Un troisième édifice sera démoli à Coaticook

Au cours des prochains mois, la Ville de Coaticook procédera à la démolition du bâtiment commercial présentement occupé par le Salon Espagnol et le Salon Jean-Claude, soit le dernier bâtiment fragilisé par l'inondation du ruisseau Pratt en janvier dernier.
Lors d'une séance extraordinaire du conseil municipal de Coaticook tenue plus tôt cette semaine, il a été décidé d'accepter l'offre de Nicole Jean de se porter acquéreur de son lot, incluant un bâtiment commercial pour la somme de 1 $. «Toutefois, comme le bâtiment nécessite de nombreux travaux architecturaux fort coûteux, il sera démoli au cours des prochains mois», peut-on lire dans le communiqué émis par la Ville de Coaticook.
Situé en plein coeur du centre-ville, à l'adresse civique du 23-25 rue Child, l'édifice abrite le Salon Espagnol, propriété de Mme Jean, et le Salon Jean-Claude. Les deux commerces devront être libérés au plus tard le 1er septembre.
Nicole Jean met ainsi fin à un cauchemar qui perdure depuis janvier dernier à la suite de l'inondation du ruisseau Pratt qui a mené à la démolition de deux autres bâtiments commerciaux, eux aussi établis au-dessus du cours d'eau. «Les rénovations devaient me coûter autour de 65 000 $, mais à la suite de la dernière analyse de l'état du bâtiment, la facture s'élevait à 200 000 $. Le hic, c'est qu'en 2011 j'avais investi 164 000 $ que je paie encore tous les mois, lance Mme Jean. Mais ce qui m'a aidé à prendre ma décision, c'est que j'aurais été obligé de relocaliser temporairement mon commerce pour la période des travaux. C'est ce qui a fait pencher la balance.»

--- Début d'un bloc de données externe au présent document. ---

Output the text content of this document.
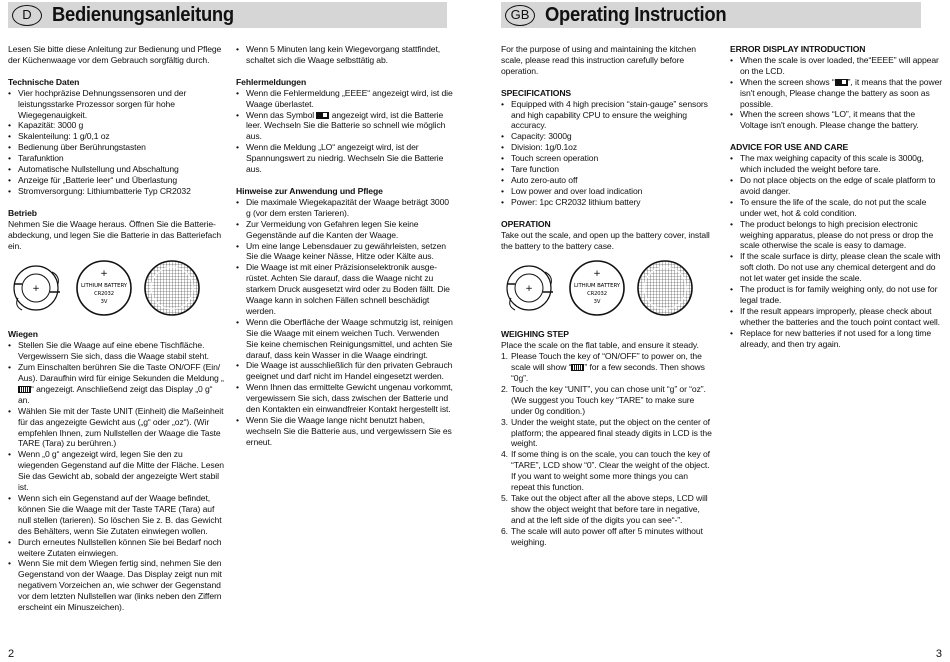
D	Bedienungsanleitung

Lesen Sie bitte diese Anleitung zur Bedienung und Pflege der Küchenwaage vor dem Gebrauch sorgfältig durch.

Technische Daten
• Vier hochpräzise Dehnungssensoren und der leistungsstarke Prozessor sorgen für hohe Wiegegenauigkeit.
• Kapazität: 3000 g
• Skalenteilung: 1 g/0,1 oz
• Bedienung über Berührungstasten
• Tarafunktion
• Automatische Nullstellung und Abschaltung
• Anzeige für „Batterie leer“ und Überlastung
• Stromversorgung: Lithiumbatterie Typ CR2032
Betrieb

Nehmen Sie die Waage heraus. Öffnen Sie die Batterie-abdeckung, und legen Sie die Batterie in das Batteriefach ein.

+
+
LITHIUM BATTERY
CR2032
3V
Wiegen
• Stellen Sie die Waage auf eine ebene Tischfläche. Vergewissern Sie sich, dass die Waage stabil steht.
• Zum Einschalten berühren Sie die Taste ON/OFF (Ein/ Aus). Daraufhin wird für einige Sekunden die Meldung „“ angezeigt. Anschließend zeigt das Display „0 g“ an.
• Wählen Sie mit der Taste UNIT (Einheit) die Maßeinheit für das angezeigte Gewicht aus („g“ oder „oz“). (Wir empfehlen Ihnen, zum Nullstellen der Waage die Taste TARE (Tara) zu berühren.)
• Wenn „0 g“ angezeigt wird, legen Sie den zu wiegenden Gegenstand auf die Mitte der Fläche. Lesen Sie das Gewicht ab, sobald der angezeigte Wert stabil ist.
• Wenn sich ein Gegenstand auf der Waage befindet, können Sie die Waage mit der Taste TARE (Tara) auf null stellen (tarieren). So löschen Sie z. B. das Gewicht des Behälters, wenn Sie Zutaten einwiegen wollen.
• Durch erneutes Nullstellen können Sie bei Bedarf noch weitere Zutaten einwiegen.
• Wenn Sie mit dem Wiegen fertig sind, nehmen Sie den Gegenstand von der Waage. Das Display zeigt nun mit negativem Vorzeichen an, wie schwer der Gegenstand vor dem letzten Nullstellen war (links neben den Ziffern erscheint ein Minuszeichen).
• Wenn 5 Minuten lang kein Wiegevorgang stattfindet, schaltet sich die Waage selbsttätig ab.
Fehlermeldungen
• Wenn die Fehlermeldung „EEEE“ angezeigt wird, ist die Waage überlastet.
• Wenn das Symbol angezeigt wird, ist die Batterie leer. Wechseln Sie die Batterie so schnell wie möglich aus.
• Wenn die Meldung „LO“ angezeigt wird, ist der Spannungswert zu niedrig. Wechseln Sie die Batterie aus.
Hinweise zur Anwendung und Pflege
• Die maximale Wiegekapazität der Waage beträgt 3000 g (vor dem ersten Tarieren).
• Zur Vermeidung von Gefahren legen Sie keine Gegenstände auf die Kanten der Waage.
• Um eine lange Lebensdauer zu gewährleisten, setzen Sie die Waage keiner Nässe, Hitze oder Kälte aus.
• Die Waage ist mit einer Präzisionselektronik ausge-rüstet. Achten Sie darauf, dass die Waage nicht zu starkem Druck ausgesetzt wird oder zu Boden fällt. Die Waage kann in solchen Fällen schnell beschädigt werden.
• Wenn die Oberfläche der Waage schmutzig ist, reinigen Sie die Waage mit einem weichen Tuch. Verwenden Sie keine chemischen Reinigungsmittel, und achten Sie darauf, dass kein Wasser in die Waage eindringt.
• Die Waage ist ausschließlich für den privaten Gebrauch geeignet und darf nicht im Handel eingesetzt werden.
• Wenn Ihnen das ermittelte Gewicht ungenau vorkommt, vergewissern Sie sich, dass zwischen der Batterie und den Kontakten ein einwandfreier Kontakt hergestellt ist.
• Wenn Sie die Waage lange nicht benutzt haben, wechseln Sie die Batterie aus, und vergewissern Sie es erneut.
2
GB Operating Instruction

For the purpose of using and maintaining the kitchen scale, please read this instruction carefully before operation.

SPECIFICATIONS
• Equipped with 4 high precision “stain-gauge” sensors and high capability CPU to ensure the weighing accuracy.
• Capacity: 3000g
• Division: 1g/0.1oz
• Touch screen operation
• Tare function
• Auto zero-auto off
• Low power and over load indication
• Power: 1pc CR2032 lithium battery
OPERATION

Take out the scale, and open up the battery cover, install the battery to the battery case.

+
+
LITHIUM BATTERY
CR2032
3V
WEIGHING STEP

Place the scale on the flat table, and ensure it steady.

1. Please Touch the key of “ON/OFF” to power on, the scale will show “ ” for a few seconds. Then shows “0g”.
2. Touch the key “UNIT”, you can chose unit “g” or “oz”. (We suggest you Touch key “TARE” to make sure under 0g condition.)
3. Under the weight state, put the object on the center of platform; the appeared final steady digits in LCD is the weight.
4. If some thing is on the scale, you can touch the key of “TARE”, LCD show “0”. Clear the weight of the object. If you want to weight some more things you can repeat this function.
5. Take out the object after all the above steps, LCD will show the object weight that before tare in negative, and at the left side of the digits you can see“-”.
6. The scale will auto power off after 5 minutes without weighing.
ERROR DISPLAY INTRODUCTION
• When the scale is over loaded, the“EEEE” will appear on the LCD.
• When the screen shows “ ”, it means that the power isn't enough, Please change the battery as soon as possible.
• When the screen shows “LO”, it means that the Voltage isn't enough. Please change the battery.
ADVICE FOR USE AND CARE
• The max weighing capacity of this scale is 3000g, which included the weight before tare.
• Do not place objects on the edge of scale platform to avoid danger.
• To ensure the life of the scale, do not put the scale under wet, hot & cold condition.
• The product belongs to high precision electronic weighing apparatus, please do not press or drop the scale otherwise the scale is easy to damage.
• If the scale surface is dirty, please clean the scale with soft cloth. Do not use any chemical detergent and do not let water get inside the scale.
• The product is for family weighing only, do not use for legal trade.
• If the result appears improperly, please check about whether the batteries and the touch point contact well.
• Replace for new batteries if not used for a long time already, and then try again.
3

Sitôt sa décision prise, elle s'est déniché un nouvea local, toujours au centre-ville, dans l'ancien local de Audet TV sur la rue Main Ouest. Le nouveau Salon Espagnol devrait y rouvrir ses portes à la mi-août. Idem pour le Salon Jean-Claude dont la propriétaire, Karine Houle, a entrepris des démarches afin de se relocaliser au centre-ville.
«Je suis consciente que je perds tout ce que j'ai investi, mais ma santé vaut plus que ça! affirme avec assurance Nicole Jean. Cela va faire 49 ans ce samedi que je fais des bouclettes, mais je ne suis pas prête à prendre ma retraite, car j'aime ce que je fais et j'ai encore du fun.»
Un achat préventif
«C'est un endroit très problématique, car 75 % de la façade du bâtiment de Mme Jean est au-dessus du ruisseau, précise Luc Marcoux, conseiller à la Ville de Coaticook. Effectuer des rénovations, c'est comme mettre un band-aid sur une plaie qui ne se guérit pas. Pour le futur, on souhaitait aussi éviter, entre autres, d'éventuelles mises en demeure pour contraindre le propriétaire à effectuer les travaux nécessaires, ce qui aurait occasionné des frais importants aux deux parties.» Quant à la vocation qu'on réserve à cette nouvelle parcelle de terrain, on entend prioriser un usage commercial des lieux.